All our current woes connect to the K-12 education system.
Young adults born near or after the millennium have been significantly influenced by a broken education system that thrives on facade.
When No Child Left Behind was passed in 2001, public education began an inevitable path toward out-of-control bureaucracy. NCLB stipulated a lot of measures (700 pages worth) that are supposed to improve the quality of instruction delivered nationwide, leading to increased achievement among America's schoolchildren.
That's the theory, anyway. Unfortunately, it was never beta-tested. Now, we are stuck with a law that created a boondoggle of government oversight at the DOE, because every one of those measures is assessed through paperwork submitted by school districts to their state boards of education, and then on to the DOE for final review: reports on testing data, teacher and student data, curricular data, improvement data...
All these reports affect something called Adequate Yearly Progress,
assessed annually on each school district by the DOE. The word progress is misleading, however, as it provides a lawful caveat against actual achievement. As long as districts can show, through their documentated 'evidence', that they are working toward student achievement improvement, they will receive a favorable report card. This encourages documentation to prove intent only. Politicians clearly did not think this through.
Testing is its own quagmire:
The results can lawfully be altered by exemptions such as
new to the school, homeless, F & R, or non English-speaker
Special Ed [Many students who are not learning-disabled are staffed into the SpEd program for both the testing caveats and the funding.]
behavioral, psychological, or other issue
non-SpEd low performer
It takes a lot of paperwork to make the above exemptions a reality. And who audits that paperwork? The school districts themselves. (Can anyone say "conflict of interest"?)
Why is it important to manage test scores that must be reported to the DOE?
Because NCLB ties funding to them.
School districts receive an annual report card, based on those test scores but mitigated by School Improvement Plans, a nebulous ingredient fully understood only by the administrators who devise them, collect their data, assess their school 'growth', and submit the paperwork to their bosses at the district level.
And even with all this legal management of data submitted to the DOE, the nation's report card shows that fewer than 40% of American children in grades 4 and 8 are proficient in math and reading. Fewer than 40%!

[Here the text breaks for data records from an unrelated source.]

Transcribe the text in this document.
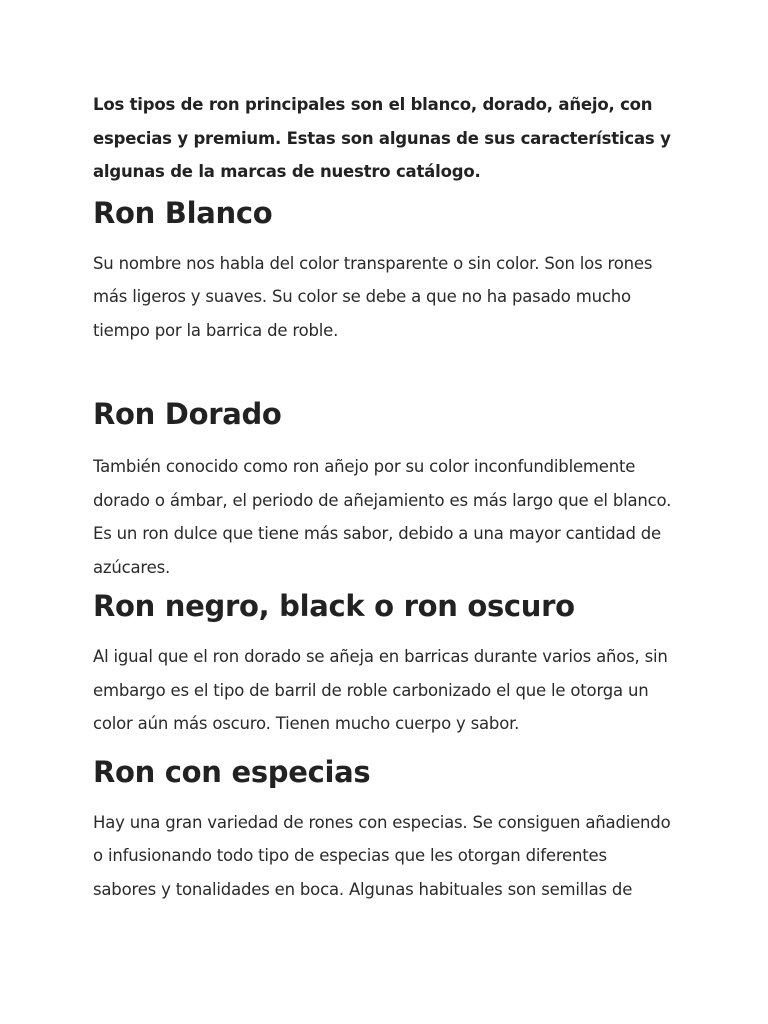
Los tipos de ron principales son el blanco, dorado, añejo, con
especias y premium. Estas son algunas de sus características y
algunas de la marcas de nuestro catálogo.

Ron Blanco

Su nombre nos habla del color transparente o sin color. Son los rones
más ligeros y suaves. Su color se debe a que no ha pasado mucho
tiempo por la barrica de roble.

Ron Dorado

También conocido como ron añejo por su color inconfundiblemente
dorado o ámbar, el periodo de añejamiento es más largo que el blanco.
Es un ron dulce que tiene más sabor, debido a una mayor cantidad de
azúcares.

Ron negro, black o ron oscuro

Al igual que el ron dorado se añeja en barricas durante varios años, sin
embargo es el tipo de barril de roble carbonizado el que le otorga un
color aún más oscuro. Tienen mucho cuerpo y sabor.

Ron con especias

Hay una gran variedad de rones con especias. Se consiguen añadiendo
o infusionando todo tipo de especias que les otorgan diferentes
sabores y tonalidades en boca. Algunas habituales son semillas de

Check it out for yourself at The Nation's Report Card
Everyone in education has become so focused on obtaining a favorable rating they have set aside the true mission of education: providing quality curriculum and instruction to the nation's children.
The proof for this can be seen in the disconnect between consistently favorable ratings for most teachers and schools verses the overall failing performance of children nationwide.
What accounts for these favorable ratings?
The reports and the non-testing data submitted. For instance, a part of that non-testing data is this: school districts gain points for the percentage of teachers with an advanced degree, beyond the B.A. required to become a teacher. The M.A. can be in anything: art history; social/emotional learning; gender studies; underwater basket-weaving...
How do all these advanced degrees help in a classroom?
And more to the point, why do school districts reward them?
Because of the optics.
A school district able to announce on its home webpage that 80% of its teachers hold master's degrees looks incredibly good to the populace it serves...until you realize the study behind many of those degrees. Art history doesn't help you walk a child through parsing a paragraph for beginning, middle, and ending statements. And it doesn't guarantee that you will persist in helping children attain concepts until they display some success.
The real effect of NCLB is that it gave people who have no interest in working with children a path toward a successful career in education merely through their advanced degree and their thorough documentation.
What it did to the others, those who went into teaching for the love of instruction, was require them to place that ideal on the back burner so they could keep up with the paperwork requirements of proving they are working with children.
When teachers are consumed by bureaucratic requirements,
for whatever reason,
they are not focused on teaching.
And what have the students in their classrooms been doing while the teachers are not teaching?
They are often online, working on reading and math programs or "researching" independent projects. It is not uncommon to see everyone in a classroom on their computer at the same time: students and teacher. The teacher is completing her paperwork and the students are learning more about reading, writing, and math...
independently.
Yeah, right.
The trouble with relying on self-reported data for verification of...anything...is that it is not, and cannot ever be, a valid measurement tool.
An organization cannot be relied on to police itself. And that includes the DOE, which submits reports on itself to Congress.
What began as a mandate to crack down on lackadaisical school performance in 2001 turned into a fiasco unforeseen by our politicians. It's time for the 20-year beta-test to end.
The theory was unsuccessful, and politicians now have an obligation to repeal the law that created the boondoggle.
We have built a house of cards on a foundation of facade.
Americans in the under 30 demographic have been deprived of a quality education because paperwork became more important than instruction.
This has created a cracked infrastructure of human capital, and it is an issue worthy of your attention.